If you can keep your head when all about you   
    Are losing theirs and blaming it on you,   
If you can trust yourself when all men doubt you,
    But make allowance for their doubting too; …… 

Oscar Wilde’s “The Ballad of Reading Gaol

I never saw a man who looked
With such a wistful eye
Upon that little tent of blue
Which prisoners call the sky,
And at every drifting cloud that went
With sails of silver by….
Yet each man kills the thing he loves,
By each let this be heard,
Some do it with a bitter look,
Some with a flattering word,
The coward does it with a kiss,
The brave man with a sword!….
Then there is Emily Dickinson’s “I heard a Fly buzz – when I died
I heard a Fly buzz – when I died –
The Stillness in the Room
Was like the Stillness in the Air –
Between the Heaves of Storm –…..
For Kipling and Wilde there are two things that strike me.  First, is the quality of their writing.  It impresses me and challenges me to better expression.  Second, the depth of what they share.  They move to weighty matters of our very human struggles.  That also impresses me.
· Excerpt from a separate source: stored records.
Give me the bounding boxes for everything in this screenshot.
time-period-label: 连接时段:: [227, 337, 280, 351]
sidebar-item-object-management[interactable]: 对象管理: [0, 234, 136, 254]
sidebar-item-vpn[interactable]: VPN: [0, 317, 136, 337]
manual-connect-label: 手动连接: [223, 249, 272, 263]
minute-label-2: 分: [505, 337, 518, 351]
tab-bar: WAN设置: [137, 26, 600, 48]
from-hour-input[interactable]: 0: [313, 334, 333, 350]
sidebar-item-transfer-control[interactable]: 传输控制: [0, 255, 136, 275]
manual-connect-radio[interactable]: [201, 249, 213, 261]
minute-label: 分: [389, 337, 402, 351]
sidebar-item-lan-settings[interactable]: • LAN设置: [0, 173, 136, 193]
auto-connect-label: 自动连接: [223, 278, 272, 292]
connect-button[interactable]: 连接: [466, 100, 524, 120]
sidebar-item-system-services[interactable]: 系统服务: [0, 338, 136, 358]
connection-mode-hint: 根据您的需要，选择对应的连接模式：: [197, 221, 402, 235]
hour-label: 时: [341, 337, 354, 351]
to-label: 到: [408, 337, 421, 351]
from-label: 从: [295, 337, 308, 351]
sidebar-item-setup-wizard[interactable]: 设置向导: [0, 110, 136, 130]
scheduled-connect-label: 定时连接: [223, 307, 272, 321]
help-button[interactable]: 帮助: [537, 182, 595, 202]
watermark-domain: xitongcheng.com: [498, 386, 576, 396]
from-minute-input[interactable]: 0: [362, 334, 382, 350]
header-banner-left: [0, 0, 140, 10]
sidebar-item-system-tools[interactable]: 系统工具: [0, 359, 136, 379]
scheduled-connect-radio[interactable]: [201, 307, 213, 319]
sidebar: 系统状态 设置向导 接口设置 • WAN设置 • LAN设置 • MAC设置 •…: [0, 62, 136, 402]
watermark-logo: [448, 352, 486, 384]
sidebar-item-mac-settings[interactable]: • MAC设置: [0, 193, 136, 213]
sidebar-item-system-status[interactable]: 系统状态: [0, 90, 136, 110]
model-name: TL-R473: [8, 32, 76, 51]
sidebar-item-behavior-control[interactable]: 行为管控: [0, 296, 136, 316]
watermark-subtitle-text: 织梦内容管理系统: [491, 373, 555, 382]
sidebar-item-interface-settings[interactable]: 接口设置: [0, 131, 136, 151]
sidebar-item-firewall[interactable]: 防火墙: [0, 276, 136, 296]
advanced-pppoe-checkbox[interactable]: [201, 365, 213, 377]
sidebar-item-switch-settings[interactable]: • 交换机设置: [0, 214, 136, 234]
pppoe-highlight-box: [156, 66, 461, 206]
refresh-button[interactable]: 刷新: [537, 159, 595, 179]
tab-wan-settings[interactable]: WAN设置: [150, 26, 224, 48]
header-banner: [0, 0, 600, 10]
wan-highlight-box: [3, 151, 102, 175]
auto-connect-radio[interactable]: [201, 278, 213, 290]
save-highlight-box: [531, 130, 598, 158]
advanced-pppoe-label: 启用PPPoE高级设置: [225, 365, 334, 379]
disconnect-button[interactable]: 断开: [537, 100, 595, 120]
For Dickinson, I love the way she plays with the presence of such banal things. Someone is dying, meanwhile a fly buzzes.  This hit me with great irony when we were sitting for school exams. We had been examined on Dickinson’s “I Heard a Fly Buzz” and, in the background, flies buzzed, cars parked, the sun shone.  It struck me that Dickinson was teaching me that the poet can appreciate the weighty and the light, the sublime and the banal, all at the same time, and write of it to boot.  Wonderful.
Many years before that a poem changed me.  But I was the one who wrote the words down.  It was called “Drought” and has been posted on this site before.  What struck me about the process of that poem was that it was the first time I felt the rush, the animation, that comes as a poem emerges from the cocoon of our creative self. I loved that feeling and have loved feeling it again since then.
Have you ever read a poem, or poems, that changed the way you thought or behaved?  Can you share the poem, or poems, and what was the change that occurred?